The Detroit-based company earlier this week said vehicle sales in China increased 0.7% between April and June to 858,344 vehicles. The company no longer reports auto sales on a monthly basis as it does not accurately reflect the markets, according to GM, and it is now issuing quarterly sales reports.

"At this time we are still assessing the potential impact of all of the recent and proposed trade and tariff actions, including China tariffs," GM said in a statement. "Virtually all the vehicles GM sells in China are built in China, and virtually all parts are sourced locally. We only import a few hundred Chevrolet Camaros to China from the U.S. We currently have no plan to adjust the price of the Camaro."

Ford, meanwhile, said it "has no current plans to increase the manufacturer's suggested retail price (MSRP) on its import line-up in China," indicating that the automaker will absorb the cost of the tariffs that would likely hurt margins. The company also noted that Lincoln China has no intention to increase the MSRP on its line-up.

The Dearborn, Mich.-based automaker imported more than 18,800 vehicles into China in 2017, the Wall Street Journal reported, citing the China Automobile Dealers Association. Ford reported sales in China last month of 62,057 vehicles, a decline of 38% from a year earlier. 

The company sees about 3.8% of its total revenue from China, fourth behind the U.S., Canada, the U.K. and Germany, according to FactSet. 

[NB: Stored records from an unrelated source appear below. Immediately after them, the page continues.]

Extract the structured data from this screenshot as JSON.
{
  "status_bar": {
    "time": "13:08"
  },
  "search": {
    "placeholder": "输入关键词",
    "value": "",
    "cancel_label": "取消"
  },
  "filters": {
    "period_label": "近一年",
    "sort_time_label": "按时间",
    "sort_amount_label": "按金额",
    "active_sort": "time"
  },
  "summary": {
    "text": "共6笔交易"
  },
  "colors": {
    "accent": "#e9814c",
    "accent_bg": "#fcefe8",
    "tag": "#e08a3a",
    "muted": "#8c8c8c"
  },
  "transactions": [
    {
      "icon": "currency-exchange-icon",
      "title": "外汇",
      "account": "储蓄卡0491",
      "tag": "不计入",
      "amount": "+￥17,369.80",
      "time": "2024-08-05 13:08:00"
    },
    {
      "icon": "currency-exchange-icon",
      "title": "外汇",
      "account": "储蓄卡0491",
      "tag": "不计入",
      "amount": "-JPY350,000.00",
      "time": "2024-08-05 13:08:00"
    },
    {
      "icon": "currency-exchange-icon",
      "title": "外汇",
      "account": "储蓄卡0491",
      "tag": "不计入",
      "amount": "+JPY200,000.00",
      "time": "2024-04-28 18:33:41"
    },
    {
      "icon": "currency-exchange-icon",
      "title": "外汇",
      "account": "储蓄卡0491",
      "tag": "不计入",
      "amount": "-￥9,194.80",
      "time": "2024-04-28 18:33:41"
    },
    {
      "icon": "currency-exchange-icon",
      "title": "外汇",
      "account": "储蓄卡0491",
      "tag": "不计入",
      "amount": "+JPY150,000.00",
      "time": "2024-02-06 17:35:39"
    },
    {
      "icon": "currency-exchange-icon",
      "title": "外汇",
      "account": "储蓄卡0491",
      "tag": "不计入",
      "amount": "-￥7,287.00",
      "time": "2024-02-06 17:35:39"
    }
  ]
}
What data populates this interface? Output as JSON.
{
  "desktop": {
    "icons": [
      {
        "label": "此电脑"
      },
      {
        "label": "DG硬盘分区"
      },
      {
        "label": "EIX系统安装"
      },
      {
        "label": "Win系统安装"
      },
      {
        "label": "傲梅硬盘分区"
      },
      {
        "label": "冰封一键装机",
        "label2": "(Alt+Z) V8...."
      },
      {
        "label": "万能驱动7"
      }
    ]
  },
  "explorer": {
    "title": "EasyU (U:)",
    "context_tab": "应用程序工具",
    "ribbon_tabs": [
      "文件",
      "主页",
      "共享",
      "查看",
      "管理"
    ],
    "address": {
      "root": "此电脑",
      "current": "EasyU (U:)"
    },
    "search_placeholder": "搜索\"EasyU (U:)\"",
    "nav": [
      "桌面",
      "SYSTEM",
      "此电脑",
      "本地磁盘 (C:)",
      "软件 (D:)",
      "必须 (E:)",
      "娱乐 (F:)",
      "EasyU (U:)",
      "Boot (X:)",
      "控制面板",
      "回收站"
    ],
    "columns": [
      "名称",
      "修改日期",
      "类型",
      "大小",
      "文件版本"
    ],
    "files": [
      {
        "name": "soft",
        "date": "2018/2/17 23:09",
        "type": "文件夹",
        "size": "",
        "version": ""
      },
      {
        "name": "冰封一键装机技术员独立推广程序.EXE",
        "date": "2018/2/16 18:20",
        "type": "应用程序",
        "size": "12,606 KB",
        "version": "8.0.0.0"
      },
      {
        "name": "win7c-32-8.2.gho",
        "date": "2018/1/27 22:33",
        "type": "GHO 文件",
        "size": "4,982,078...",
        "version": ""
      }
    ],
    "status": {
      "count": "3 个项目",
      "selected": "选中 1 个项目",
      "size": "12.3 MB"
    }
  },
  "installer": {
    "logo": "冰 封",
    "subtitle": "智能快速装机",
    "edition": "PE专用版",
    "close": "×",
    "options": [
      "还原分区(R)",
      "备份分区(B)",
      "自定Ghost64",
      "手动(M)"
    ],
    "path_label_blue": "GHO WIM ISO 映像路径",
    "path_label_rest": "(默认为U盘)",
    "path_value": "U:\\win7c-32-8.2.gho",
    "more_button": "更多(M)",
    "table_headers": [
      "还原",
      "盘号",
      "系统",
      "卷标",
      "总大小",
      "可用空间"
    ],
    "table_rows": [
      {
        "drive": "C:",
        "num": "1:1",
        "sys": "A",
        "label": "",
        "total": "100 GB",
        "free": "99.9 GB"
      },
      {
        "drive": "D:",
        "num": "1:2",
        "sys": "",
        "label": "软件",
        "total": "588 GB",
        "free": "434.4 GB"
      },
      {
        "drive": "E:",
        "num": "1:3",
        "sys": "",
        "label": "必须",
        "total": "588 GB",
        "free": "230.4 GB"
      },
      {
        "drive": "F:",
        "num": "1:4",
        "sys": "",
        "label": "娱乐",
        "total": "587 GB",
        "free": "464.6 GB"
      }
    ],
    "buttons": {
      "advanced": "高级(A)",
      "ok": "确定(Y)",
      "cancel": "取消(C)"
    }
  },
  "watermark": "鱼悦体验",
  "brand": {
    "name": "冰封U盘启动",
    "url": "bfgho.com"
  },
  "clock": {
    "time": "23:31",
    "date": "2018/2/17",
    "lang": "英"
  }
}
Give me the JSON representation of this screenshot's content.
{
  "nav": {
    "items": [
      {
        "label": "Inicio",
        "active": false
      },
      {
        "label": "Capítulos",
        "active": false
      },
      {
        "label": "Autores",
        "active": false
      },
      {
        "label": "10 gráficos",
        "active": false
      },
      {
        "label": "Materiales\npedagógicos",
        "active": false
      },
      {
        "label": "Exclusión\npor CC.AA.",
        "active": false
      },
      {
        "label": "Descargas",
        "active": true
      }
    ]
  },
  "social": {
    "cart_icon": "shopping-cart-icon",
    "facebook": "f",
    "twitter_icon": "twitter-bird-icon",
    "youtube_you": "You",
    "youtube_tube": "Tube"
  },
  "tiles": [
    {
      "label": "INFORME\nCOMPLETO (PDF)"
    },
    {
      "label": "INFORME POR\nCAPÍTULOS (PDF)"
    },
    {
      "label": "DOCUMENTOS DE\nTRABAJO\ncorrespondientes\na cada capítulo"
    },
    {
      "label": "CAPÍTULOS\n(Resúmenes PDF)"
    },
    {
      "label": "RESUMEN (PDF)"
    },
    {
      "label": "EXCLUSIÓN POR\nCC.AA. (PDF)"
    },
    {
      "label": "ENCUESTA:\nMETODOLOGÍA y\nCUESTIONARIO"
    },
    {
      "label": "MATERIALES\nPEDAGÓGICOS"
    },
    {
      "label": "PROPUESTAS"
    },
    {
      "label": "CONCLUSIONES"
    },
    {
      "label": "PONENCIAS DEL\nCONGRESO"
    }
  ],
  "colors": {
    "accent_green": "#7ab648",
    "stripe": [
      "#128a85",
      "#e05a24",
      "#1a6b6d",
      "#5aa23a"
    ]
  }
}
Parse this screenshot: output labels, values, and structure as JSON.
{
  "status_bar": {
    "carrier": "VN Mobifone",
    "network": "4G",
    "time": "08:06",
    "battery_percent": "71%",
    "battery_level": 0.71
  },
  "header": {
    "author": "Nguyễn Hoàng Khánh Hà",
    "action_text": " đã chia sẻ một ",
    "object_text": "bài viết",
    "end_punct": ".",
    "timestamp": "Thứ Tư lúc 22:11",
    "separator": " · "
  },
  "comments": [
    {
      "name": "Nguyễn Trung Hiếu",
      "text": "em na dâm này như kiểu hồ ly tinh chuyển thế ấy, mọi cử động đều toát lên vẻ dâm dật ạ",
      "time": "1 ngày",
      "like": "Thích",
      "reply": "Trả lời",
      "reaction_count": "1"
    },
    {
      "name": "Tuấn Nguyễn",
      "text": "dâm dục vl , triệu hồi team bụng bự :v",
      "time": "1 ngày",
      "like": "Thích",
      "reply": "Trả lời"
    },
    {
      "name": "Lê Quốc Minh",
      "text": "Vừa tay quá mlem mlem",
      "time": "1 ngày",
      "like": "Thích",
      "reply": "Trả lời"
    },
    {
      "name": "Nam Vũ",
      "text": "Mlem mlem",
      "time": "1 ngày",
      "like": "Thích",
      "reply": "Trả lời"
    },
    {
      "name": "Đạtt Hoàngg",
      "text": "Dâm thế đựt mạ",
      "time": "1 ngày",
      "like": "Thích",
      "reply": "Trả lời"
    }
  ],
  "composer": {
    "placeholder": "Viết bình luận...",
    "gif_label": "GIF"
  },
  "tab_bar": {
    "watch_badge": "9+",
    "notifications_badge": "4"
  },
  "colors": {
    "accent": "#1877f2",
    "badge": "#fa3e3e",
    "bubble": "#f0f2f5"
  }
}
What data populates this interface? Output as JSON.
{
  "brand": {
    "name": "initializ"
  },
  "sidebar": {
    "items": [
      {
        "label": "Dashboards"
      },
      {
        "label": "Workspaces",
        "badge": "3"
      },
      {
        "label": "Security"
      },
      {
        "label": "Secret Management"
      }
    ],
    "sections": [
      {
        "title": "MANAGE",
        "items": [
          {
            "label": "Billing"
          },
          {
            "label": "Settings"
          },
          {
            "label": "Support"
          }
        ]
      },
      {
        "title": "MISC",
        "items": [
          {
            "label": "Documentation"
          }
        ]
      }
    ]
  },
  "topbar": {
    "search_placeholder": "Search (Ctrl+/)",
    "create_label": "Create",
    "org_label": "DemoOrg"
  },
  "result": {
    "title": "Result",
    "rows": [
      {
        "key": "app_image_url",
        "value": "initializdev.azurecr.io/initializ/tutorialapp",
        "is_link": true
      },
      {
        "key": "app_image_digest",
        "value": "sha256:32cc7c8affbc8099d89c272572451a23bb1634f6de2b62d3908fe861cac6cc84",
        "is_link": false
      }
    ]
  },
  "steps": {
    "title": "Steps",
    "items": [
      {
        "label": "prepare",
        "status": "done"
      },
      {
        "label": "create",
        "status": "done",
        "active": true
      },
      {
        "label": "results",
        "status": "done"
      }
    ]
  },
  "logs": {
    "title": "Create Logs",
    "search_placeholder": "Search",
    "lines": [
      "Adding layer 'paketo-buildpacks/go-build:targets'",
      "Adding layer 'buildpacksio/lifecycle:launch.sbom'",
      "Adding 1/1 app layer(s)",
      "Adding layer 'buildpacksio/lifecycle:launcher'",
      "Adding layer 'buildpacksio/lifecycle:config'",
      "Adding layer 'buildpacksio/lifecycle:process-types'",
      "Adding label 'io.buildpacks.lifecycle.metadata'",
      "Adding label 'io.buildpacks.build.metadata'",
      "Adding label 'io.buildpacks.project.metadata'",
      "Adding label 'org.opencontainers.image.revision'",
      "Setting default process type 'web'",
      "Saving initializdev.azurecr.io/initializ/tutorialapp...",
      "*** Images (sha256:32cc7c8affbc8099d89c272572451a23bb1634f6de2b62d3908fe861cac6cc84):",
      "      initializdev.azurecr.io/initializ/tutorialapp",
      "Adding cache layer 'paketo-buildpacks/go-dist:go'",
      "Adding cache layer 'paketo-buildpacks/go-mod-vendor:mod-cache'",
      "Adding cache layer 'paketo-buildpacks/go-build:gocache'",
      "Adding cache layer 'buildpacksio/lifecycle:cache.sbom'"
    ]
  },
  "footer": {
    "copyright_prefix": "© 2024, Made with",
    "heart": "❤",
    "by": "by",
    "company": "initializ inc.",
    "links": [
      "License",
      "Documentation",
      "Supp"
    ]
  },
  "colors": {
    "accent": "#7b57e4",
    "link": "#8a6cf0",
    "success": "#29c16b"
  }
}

"The companies encourage both governments to continue to work together through negotiation to resolve issues between these two important economies," Ford said in an email to TheStreet. "We remain committed to our Chinese customers and will continue to monitor the situation as it evolves."

Shares of Ford rose 0.1% to $11.06 at 1:00 p.m. New York time, while General Motors fell 0.5% to $39.26.

Bible did not pick a "winner" of this trade war, noting that the U.S. automakers operate very similarly and are largely on equal footing.

"The issue is you can't control the politicians," said Bible.